Ella frunció el ceño. No quería concebir esperanzas.
“Prométame no tomarme como un chiflado.”
“Prometo.”
“La posibilidad es meternos en la noche. En la noche
íntegra. En lo oscuro total. ¿Me entiende?”
“No.”
“¡Tiene que entenderme! Lo oscuro total. Donde usted no
me vea, donde yo no la vea. Su cuerpo es lindo, ¿no lo
sabía?”
Se sonrojó, y la hendidura de la mejilla se volvió
súbitamente escarlata.
“Vivo solo, en un apartamento, y queda cerca.”
Levantó la cabeza y ahora sí me miró preguntándome,
averiguando sobre mí, tratando desesperadamente de
llegar a un diagnóstico.
“Vamos”, dijo.
2
No sólo apagué la luz sino que además corrí la doble
cortina. A mi lado ella respiraba. Y no era una
respiración afanosa. No quiso que la ayudara a
desvestirse.
Yo no veía nada, nada. Pero igual pude darme cuenta de
que ahora estaba inmóvil, a la espera. Estiré
cautelosamente una mano, hasta hallar su pecho. Mi tacto
me transmitió una versión estimulante, poderosa. Así vi
su vientre, su sexo. Sus manos también me vieron.

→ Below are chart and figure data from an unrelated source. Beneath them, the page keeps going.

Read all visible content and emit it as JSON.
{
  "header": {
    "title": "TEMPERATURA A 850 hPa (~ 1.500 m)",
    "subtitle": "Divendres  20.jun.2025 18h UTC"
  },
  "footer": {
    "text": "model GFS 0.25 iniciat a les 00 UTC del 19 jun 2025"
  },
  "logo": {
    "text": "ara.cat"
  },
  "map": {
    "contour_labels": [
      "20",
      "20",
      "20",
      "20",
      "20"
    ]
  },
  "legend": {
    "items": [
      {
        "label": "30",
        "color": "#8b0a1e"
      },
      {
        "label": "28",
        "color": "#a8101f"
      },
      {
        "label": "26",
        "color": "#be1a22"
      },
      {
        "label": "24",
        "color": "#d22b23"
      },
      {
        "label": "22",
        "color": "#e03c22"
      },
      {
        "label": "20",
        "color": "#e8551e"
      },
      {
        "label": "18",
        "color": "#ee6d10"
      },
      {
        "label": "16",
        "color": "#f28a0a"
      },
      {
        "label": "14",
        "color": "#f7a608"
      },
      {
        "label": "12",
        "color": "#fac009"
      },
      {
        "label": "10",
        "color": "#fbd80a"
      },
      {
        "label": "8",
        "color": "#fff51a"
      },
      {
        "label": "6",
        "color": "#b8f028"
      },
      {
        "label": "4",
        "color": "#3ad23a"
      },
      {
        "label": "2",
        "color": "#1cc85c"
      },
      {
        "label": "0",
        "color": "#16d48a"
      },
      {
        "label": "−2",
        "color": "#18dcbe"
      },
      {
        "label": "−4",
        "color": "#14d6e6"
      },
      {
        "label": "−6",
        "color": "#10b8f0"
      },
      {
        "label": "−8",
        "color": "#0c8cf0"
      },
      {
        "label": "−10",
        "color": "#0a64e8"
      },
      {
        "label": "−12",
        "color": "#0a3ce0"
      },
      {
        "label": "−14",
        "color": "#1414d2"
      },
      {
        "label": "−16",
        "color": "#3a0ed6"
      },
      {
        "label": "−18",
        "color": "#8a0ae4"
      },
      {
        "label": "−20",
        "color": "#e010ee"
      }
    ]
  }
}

En ese instante comprendí que debía arrancarme (y
arrancarla) de aquella mentira que yo mismo había
fabricado. O intentado fabricar. Fue como un relámpago.
No éramos eso. No éramos eso.
Tuve que recurrir a todas mis reservas de coraje, pero
lo hice. Mi mano ascendió lentamente hasta su rostro,
encontró el surco de horror, y empezó una lenta,
convincente y convencida caricia. En realidad mis dedos
(al principio un poco temblorosos, luego progresivamente
serenos) pasaron muchas veces sobre sus lágrimas.
Entonces, cuando yo menos lo esperaba, su mano también
llegó a mi cara, y pasó y repasó el costurón y el
pellejo liso, esa isla sin barba de mi marca siniestra.
Lloramos hasta el alba. Desgraciados, felices. Luego me
levanté y descorrí la cortina doble.